In a dose-ranging study of 17 adults with SBS, the ability of teduglutide to improve intestinal absorption was assessed using daily subcutaneous doses of 0.03, 0.10, 0.15 mg/kg (n = 2 to 3 per dose group) over 21 days. All doses studied, except 0.03 mg/kg once daily, resulted in enhanced gastrointestinal fluid (wet weight) absorption of approximately 750 to 1,000 mL/day, and increased villus height and crypt depth of the intestinal mucosa.

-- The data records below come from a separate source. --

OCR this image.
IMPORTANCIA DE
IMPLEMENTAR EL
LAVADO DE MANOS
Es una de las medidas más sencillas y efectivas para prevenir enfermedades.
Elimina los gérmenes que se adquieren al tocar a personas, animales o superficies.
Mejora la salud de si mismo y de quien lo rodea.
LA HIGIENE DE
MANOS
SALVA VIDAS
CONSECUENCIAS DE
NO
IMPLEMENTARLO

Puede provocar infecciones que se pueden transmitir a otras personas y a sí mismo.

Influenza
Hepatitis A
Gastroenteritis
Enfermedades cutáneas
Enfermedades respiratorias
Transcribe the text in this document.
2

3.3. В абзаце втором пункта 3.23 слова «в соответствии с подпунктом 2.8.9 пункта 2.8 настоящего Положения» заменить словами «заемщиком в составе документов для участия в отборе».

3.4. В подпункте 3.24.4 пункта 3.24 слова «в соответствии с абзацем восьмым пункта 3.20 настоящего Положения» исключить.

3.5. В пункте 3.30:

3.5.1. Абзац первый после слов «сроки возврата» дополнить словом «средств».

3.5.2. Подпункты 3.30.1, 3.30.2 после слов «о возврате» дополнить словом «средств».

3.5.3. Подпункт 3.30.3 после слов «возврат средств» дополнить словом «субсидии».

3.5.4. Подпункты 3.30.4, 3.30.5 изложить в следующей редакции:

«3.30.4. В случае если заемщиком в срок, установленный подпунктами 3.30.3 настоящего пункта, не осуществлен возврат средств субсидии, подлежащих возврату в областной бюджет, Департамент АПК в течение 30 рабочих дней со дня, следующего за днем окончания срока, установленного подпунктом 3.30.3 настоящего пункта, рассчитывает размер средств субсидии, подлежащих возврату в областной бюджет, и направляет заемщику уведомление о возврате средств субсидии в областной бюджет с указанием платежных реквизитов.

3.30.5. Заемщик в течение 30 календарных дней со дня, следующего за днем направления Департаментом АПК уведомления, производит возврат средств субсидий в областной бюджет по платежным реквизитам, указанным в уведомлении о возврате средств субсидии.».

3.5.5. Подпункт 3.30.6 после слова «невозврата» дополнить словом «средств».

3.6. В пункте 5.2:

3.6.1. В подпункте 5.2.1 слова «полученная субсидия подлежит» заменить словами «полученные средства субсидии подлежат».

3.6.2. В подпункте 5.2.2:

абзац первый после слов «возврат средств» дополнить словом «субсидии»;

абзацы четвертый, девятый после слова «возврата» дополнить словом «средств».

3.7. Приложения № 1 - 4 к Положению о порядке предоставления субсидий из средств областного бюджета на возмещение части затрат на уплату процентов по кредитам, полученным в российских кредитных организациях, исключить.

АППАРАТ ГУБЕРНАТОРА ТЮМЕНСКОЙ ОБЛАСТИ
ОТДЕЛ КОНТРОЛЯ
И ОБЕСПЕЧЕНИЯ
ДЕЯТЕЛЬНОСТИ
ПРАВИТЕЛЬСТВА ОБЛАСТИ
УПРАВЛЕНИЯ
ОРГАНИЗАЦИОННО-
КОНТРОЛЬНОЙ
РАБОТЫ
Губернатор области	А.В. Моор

-Route-Specific Pharmacokinetics
Subcutaneous Route
In healthy subjects, subcutaneous administration of teduglutide had an absolute bioavailability of 88% and reached maximum plasma concentrations at 3 to 5 hours after administration. After a 0.05 mg/kg subcutaneous dose in patients with SBS, the median peak concentration (Cmax) was 36 ng/mL and the median area under the curve (AUC) was 0.15 mcg x hour/mL. No accumulation of teduglutide was observed after repeated subcutaneous administrations. The Cmax and AUC of teduglutide was dose proportional over the dose range of 0.05 to 0.4 mg/kg.
-Special Populations
Hepatic Impairment
Patients with moderate hepatic impairment had lower teduglutide Cmax and AUC compared to healthy matched control subjects after a single 20 mg subcutaneous dose. Subjects with severe hepatic impairment were not studied.
Renal Impairment
In subjects with moderate to severe renal impairment or end stage renal disease (ESRD), after a 10 mg subcutaneous dose of teduglutide, Cmax and AUC increased with the degree of renal impairment. In subjects with ESRD, teduglutide exposure increased by a factor of 2.1 (Cmax) and 2.6 (AUC) compared to healthy subjects.
Pediatrics
In pediatric patients, similar teduglutide Cmax was seen across all age groups. Lower AUC was seen in pediatric patients 1 to 17 years of age as compared with adults and increased with increasing age. For pediatric patients 1 to 11 years (n = 37) the mean Cmax was 33.5 +/- 11.5 ng/mL, AUCss was 128 +/- 56.7 ng x hour/mL, CL/F was 7.45 +/- 2.1 L/hour, and t1/2 was 0.7 +/- 0.2 hours. For pediatric patients 12 to 17 years (n = 3) the mean Cmax was 29.7 +/- 8.4 ng/mL, AUCss was 154 +/- 17.6 ng x hour/mL, CL/F was 13 +/- 2.3 L/hour, and t1/2 was 1 +/- 0.01 hours.
Geriatric
No pharmacokinetic differences were observed between healthy subjects younger than 65 years and those older than 65 years. Experience in subjects 75 years and older is limited.
Gender Differences
Gender did not affect the pharmacokinetics of teduglutide.